MUMBAI: Nearly five years after the Bombay High Court directed the registration of an FIR into alleged massive irregularities at the Maharashtra State Cooperative (MSC) Bank, a special court on Friday accepted the Economic Offences Wing’s C Summary report, formally closing the case in which several former directors of the bank were named.

The prosecution was set in motion after the high court, acting on a public interest litigation (PIL) that relied on inspection and audit findings, held that the material placed before it disclosed a cognisable offence and ordered the police to investigate.
The FIR that followed named more than 70 former directors and officials of the apex cooperative bank. It was alleged that large loans were extended to cooperative sugar factories and other units, which later turned non-performing assets. Subsequently, the assets of the defaulting sugar mills were sold to the near and dear ones of the directors at throwaway prices.
The Enforcement Directorate (ED) had conducted a money laundering investigation based on the EOW’s FIR, and in July 2025, a special Prevention of Money Laundering Act court added the names of Nationalist Congress Party (SP) leader Rohit Pawar, his firm, Baramati Agro Limited, and Rajendra Ingawale as accused in the money laundering case pertaining to the auction sale of Kannad Sahakari Sugar Karkhana (SSK) by MSC Bank. All three were named in the supplementary charge-sheet filed by the ED in the case recently.
The EOW examined loan files, audit reports, valuation records, recovery proceedings and statements of bank officials and other stakeholders during the course of its probe. The case saw procedural shifts over the years, including earlier closure proceedings and renewed scrutiny, even as the ED initiated action under the Prevention of Money Laundering Act based on the same set of underlying transactions.

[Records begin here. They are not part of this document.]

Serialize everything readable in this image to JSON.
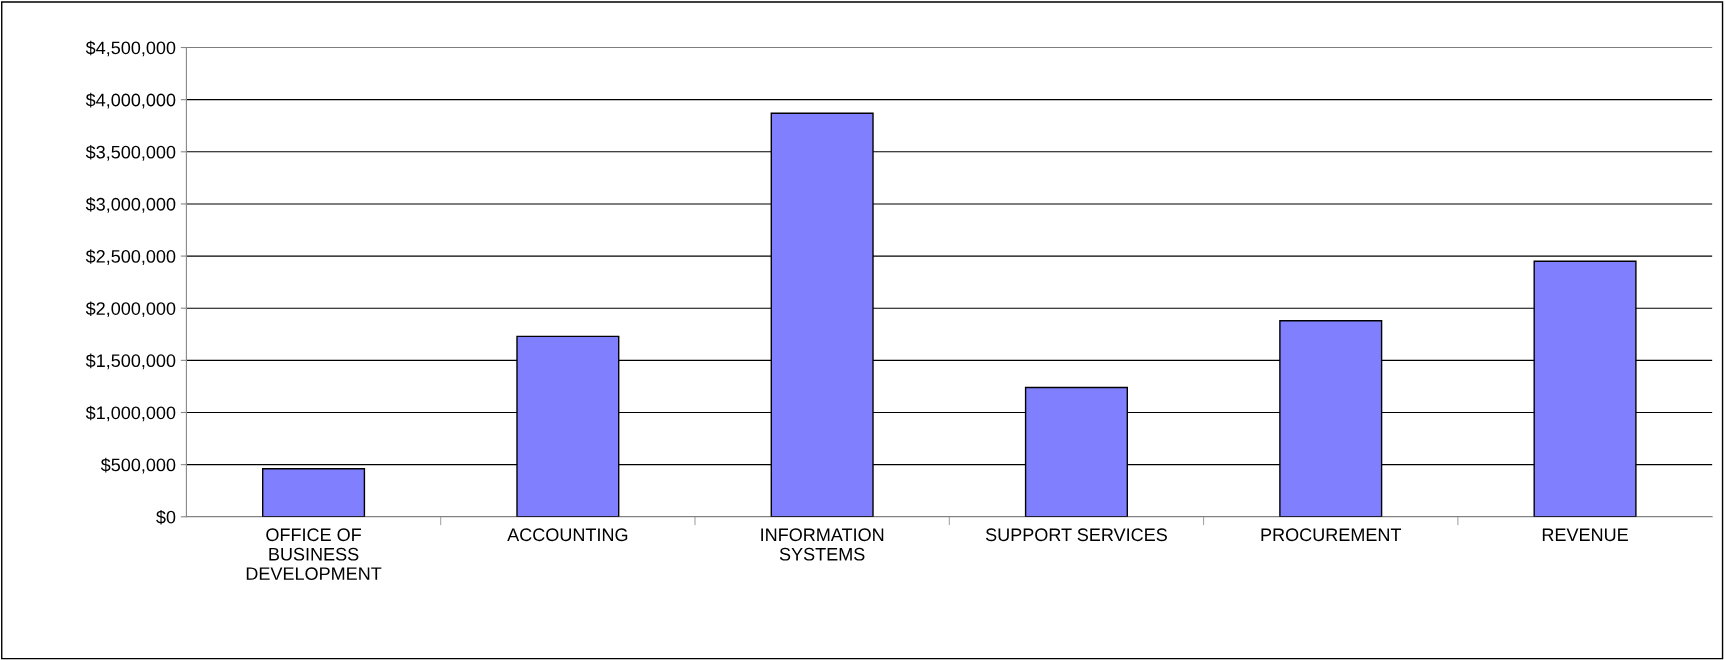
{
  "chart_data": {
    "type": "bar",
    "categories": [
      "OFFICE OF\nBUSINESS\nDEVELOPMENT",
      "ACCOUNTING",
      "INFORMATION\nSYSTEMS",
      "SUPPORT SERVICES",
      "PROCUREMENT",
      "REVENUE"
    ],
    "values": [
      460000,
      1730000,
      3870000,
      1240000,
      1880000,
      2450000
    ],
    "color": "#8080ff",
    "ylim": [
      0,
      4500000
    ],
    "yticks": [
      {
        "value": 0,
        "label": "$0"
      },
      {
        "value": 500000,
        "label": "$500,000"
      },
      {
        "value": 1000000,
        "label": "$1,000,000"
      },
      {
        "value": 1500000,
        "label": "$1,500,000"
      },
      {
        "value": 2000000,
        "label": "$2,000,000"
      },
      {
        "value": 2500000,
        "label": "$2,500,000"
      },
      {
        "value": 3000000,
        "label": "$3,000,000"
      },
      {
        "value": 3500000,
        "label": "$3,500,000"
      },
      {
        "value": 4000000,
        "label": "$4,000,000"
      },
      {
        "value": 4500000,
        "label": "$4,500,000"
      }
    ],
    "grid": "y",
    "legend": false
  }
}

Upon completion of the investigation, the EOW filed a ‘C Summary’ report before the special court, stating that while the complaint was not false, the material collected did not disclose sufficient evidence to justify filing a charge-sheet. In criminal procedure, acceptance of a C Summary report signifies judicial agreement that the evidence does not warrant prosecution.
The closure report was opposed through multiple protest petitions filed by the original complainant and other applicants, who urged the court to reject the police findings, order further investigation or independently take cognisance. However, in its operative order, the special court rejected all protest petitions, accepted the C Summary in the connected miscellaneous applications and passed no order as to costs.
With that acceptance, the court declined to direct further investigation or to proceed against the persons named in the FIR. With this, the criminal proceedings arising from the 2019 FIR stand terminated at the trial court level, subject to any challenge before the high court.